Directiontal derivative

1. Mar 19, 2004

faust9

OK, I having a small problem understanding how my text book came about an answer to an example problem.

$$f(x,y)=4-x^2-\frac{1}{4}y^2$$
at P(1,2)

This next step is the one that's bugging me:

$$u^\rightarrow=\cos(\frac{\pi}{3})\imath+\sin(\frac{\pi}{3})\jmath$$

This is one of those instances where something magic happens because right now I have little to no clue where the $$\frac{\pi}{3}$$ came from.

Thanks...

2. Mar 19, 2004

jamesrc

I may be wrong, but isn't that just part of the given information?

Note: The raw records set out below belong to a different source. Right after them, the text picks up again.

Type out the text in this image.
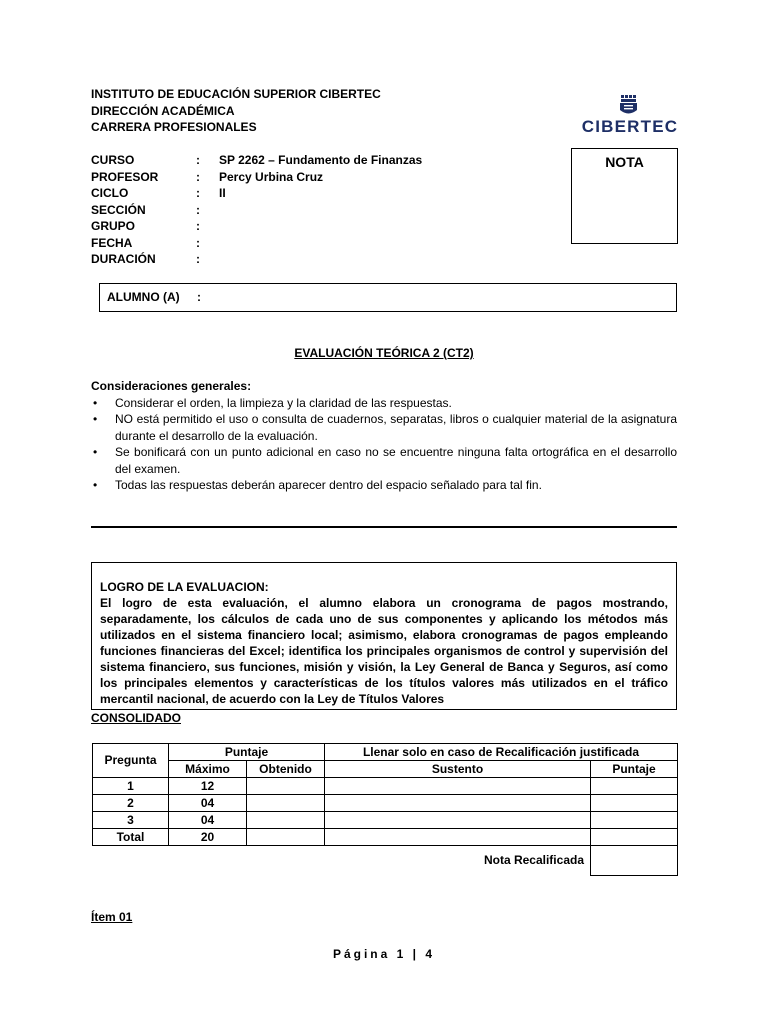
INSTITUTO DE EDUCACIÓN SUPERIOR CIBERTEC
DIRECCIÓN ACADÉMICA
CARRERA PROFESIONALES	CIBERTEC
CURSO	: SP 2262 – Fundamento de Finanzas
PROFESOR	: Percy Urbina Cruz
CICLO	: II
SECCIÓN	:
GRUPO	:
FECHA	:
DURACIÓN	:
NOTA
ALUMNO (A) :
EVALUACIÓN TEÓRICA 2 (CT2)
Consideraciones generales:
• Considerar el orden, la limpieza y la claridad de las respuestas.
• NO está permitido el uso o consulta de cuadernos, separatas, libros o cualquier material de la asignatura durante el desarrollo de la evaluación.
• Se bonificará con un punto adicional en caso no se encuentre ninguna falta ortográfica en el desarrollo del examen.
• Todas las respuestas deberán aparecer dentro del espacio señalado para tal fin.
LOGRO DE LA EVALUACION:
El logro de esta evaluación, el alumno elabora un cronograma de pagos mostrando, separadamente, los cálculos de cada uno de sus componentes y aplicando los métodos más utilizados en el sistema financiero local; asimismo, elabora cronogramas de pagos empleando funciones financieras del Excel; identifica los principales organismos de control y supervisión del sistema financiero, sus funciones, misión y visión, la Ley General de Banca y Seguros, así como los principales elementos y características de los títulos valores más utilizados en el tráfico mercantil nacional, de acuerdo con la Ley de Títulos Valores
CONSOLIDADO
Pregunta	Puntaje		Llenar solo en caso de Recalificación justificada	
	Máximo	Obtenido	Sustento	Puntaje
1	12			
2	04			
3	04			
Total	20			

Nota Recalificada				

Ítem 01
Página 1 | 4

I mean, you're being asked to find the directional derivative, meaning the rate of change of the function at a point in a given direction. So you know the function z=f(x,y), you're given a point P(1,2), and you're given the unit vector of the direction you're interested in.

3. Mar 19, 2004

faust9

Yeah your correct... The question is poorly written (or at least poorly formated). Thanks for showing me my stupid mistake.

4. Mar 20, 2004

HallsofIvy

Specifically, $$u^\rightarrow=\cos(\frac{\pi}{3})\imath+\sin(\frac{\pi}{3})\jmath$$ is the unit vector point at an angle $$\pi/3$$ radians from the positive x-axis.